Cedar Elementary students blessed totem poles and ate bannock during a school-wide ceremony on National Indigenous Peoples Day.
Cedar students sat cross-legged on the school’s gym floor and sang a prayer song as other children brushed the totem poles with cedar and water under the watchful eye of witnesses and elders Thursday morning.
Each class had designed and coloured one of the 15 totem poles with animals students felt best represented them.
It’s all part of Cedar Elementary’s work around reconciliation, which has included projects on residential schools, talks about the importance of culture and of animals in local indigenous culture, according to school principal Shona Sneddon.
“We did a lot of work on Coast Salish and looking at totem poles and so we decided that we would create a village of totem poles just like we are a village in our school,” said Sneddon.
The significance of students doing the project, she said, is that Cedar has an indigenous population, but it was also to show students, especially those who learned about residential schools, that at one point children who were taken to residential schools couldn’t have done this type of project in schools.
“It became really important for all of our students to know that it’s important to be able to share your culture and to learn about the culture of the people that were here,” Sneddon said. “It’s all about learning in place so what we have here in our neighbourhood and here in our indigenous culture, to be able to share it and the kids, they just really took off with it.”
Jerry Brown, elder and Hul’qumi’num teacher, said it was amazing and heartwarming that the school chose the totem pole as a project.
“When they chose the totem pole, when they did the blessing to appease the ground, the air, the water, they’re asking for the sprit of the tree, the trees or the poles, to come here too,” Brown said. “They asked for protection, asked for help, asked for all the special blessings the animals bring.”
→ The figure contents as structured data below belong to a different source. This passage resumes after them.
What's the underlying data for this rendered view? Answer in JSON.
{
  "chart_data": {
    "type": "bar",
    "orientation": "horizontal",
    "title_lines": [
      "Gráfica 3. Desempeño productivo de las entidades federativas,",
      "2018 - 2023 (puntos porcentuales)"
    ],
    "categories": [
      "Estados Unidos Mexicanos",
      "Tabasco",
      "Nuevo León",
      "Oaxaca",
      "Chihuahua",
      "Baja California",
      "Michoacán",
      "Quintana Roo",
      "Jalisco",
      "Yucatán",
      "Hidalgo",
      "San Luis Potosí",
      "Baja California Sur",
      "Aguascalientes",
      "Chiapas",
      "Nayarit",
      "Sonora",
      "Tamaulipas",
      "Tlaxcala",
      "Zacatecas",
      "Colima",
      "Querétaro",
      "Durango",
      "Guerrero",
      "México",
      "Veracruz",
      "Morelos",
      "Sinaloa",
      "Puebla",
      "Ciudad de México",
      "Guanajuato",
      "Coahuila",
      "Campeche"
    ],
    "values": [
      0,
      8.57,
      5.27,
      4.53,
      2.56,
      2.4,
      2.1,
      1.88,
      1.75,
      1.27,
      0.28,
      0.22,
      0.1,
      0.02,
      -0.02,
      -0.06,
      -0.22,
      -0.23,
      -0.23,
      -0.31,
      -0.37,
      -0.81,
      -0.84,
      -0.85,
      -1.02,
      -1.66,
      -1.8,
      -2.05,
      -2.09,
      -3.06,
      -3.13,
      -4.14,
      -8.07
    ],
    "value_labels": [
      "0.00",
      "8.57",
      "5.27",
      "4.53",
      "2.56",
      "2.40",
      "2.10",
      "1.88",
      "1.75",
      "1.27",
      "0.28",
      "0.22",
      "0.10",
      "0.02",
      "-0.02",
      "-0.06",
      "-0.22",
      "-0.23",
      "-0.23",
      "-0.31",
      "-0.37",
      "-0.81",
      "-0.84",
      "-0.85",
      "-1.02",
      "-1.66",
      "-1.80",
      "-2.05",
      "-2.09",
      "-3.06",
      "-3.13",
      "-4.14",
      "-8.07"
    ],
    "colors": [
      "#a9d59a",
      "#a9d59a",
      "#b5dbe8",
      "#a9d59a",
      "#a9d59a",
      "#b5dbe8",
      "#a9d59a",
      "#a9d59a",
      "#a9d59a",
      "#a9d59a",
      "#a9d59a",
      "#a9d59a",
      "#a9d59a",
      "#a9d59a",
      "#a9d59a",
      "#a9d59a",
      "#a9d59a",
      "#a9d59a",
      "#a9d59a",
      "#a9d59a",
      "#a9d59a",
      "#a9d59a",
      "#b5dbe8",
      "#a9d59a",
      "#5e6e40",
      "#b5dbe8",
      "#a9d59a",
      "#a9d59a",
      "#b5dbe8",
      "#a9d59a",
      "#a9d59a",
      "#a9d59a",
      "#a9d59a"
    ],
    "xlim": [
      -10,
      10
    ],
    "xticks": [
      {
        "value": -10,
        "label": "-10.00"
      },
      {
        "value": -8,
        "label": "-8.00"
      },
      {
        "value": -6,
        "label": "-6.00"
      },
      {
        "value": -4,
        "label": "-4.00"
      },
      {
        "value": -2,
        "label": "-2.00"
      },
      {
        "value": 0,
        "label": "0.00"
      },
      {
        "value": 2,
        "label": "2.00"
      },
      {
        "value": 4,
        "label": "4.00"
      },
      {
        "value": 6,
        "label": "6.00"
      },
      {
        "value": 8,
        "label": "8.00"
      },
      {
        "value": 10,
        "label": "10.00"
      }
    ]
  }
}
Lorelai Fredrich, 10, who did a project on residential schools, said it’s important for people to learn about the culture of First Nations people, and how in residential schools, “people would always erase, or try to erase, culture and the animals and the history.
“I think it should be good for people to try and bring it back so it’s not lost forever,” said Fredrich.
Arwen Smith, 12, said it was important to celebrate the totems on National Indigenous Peoples Day because it shows respect toward aboriginal culture.
The totems will become a backdrop, seen every time the curtains open for a performance on the school stage.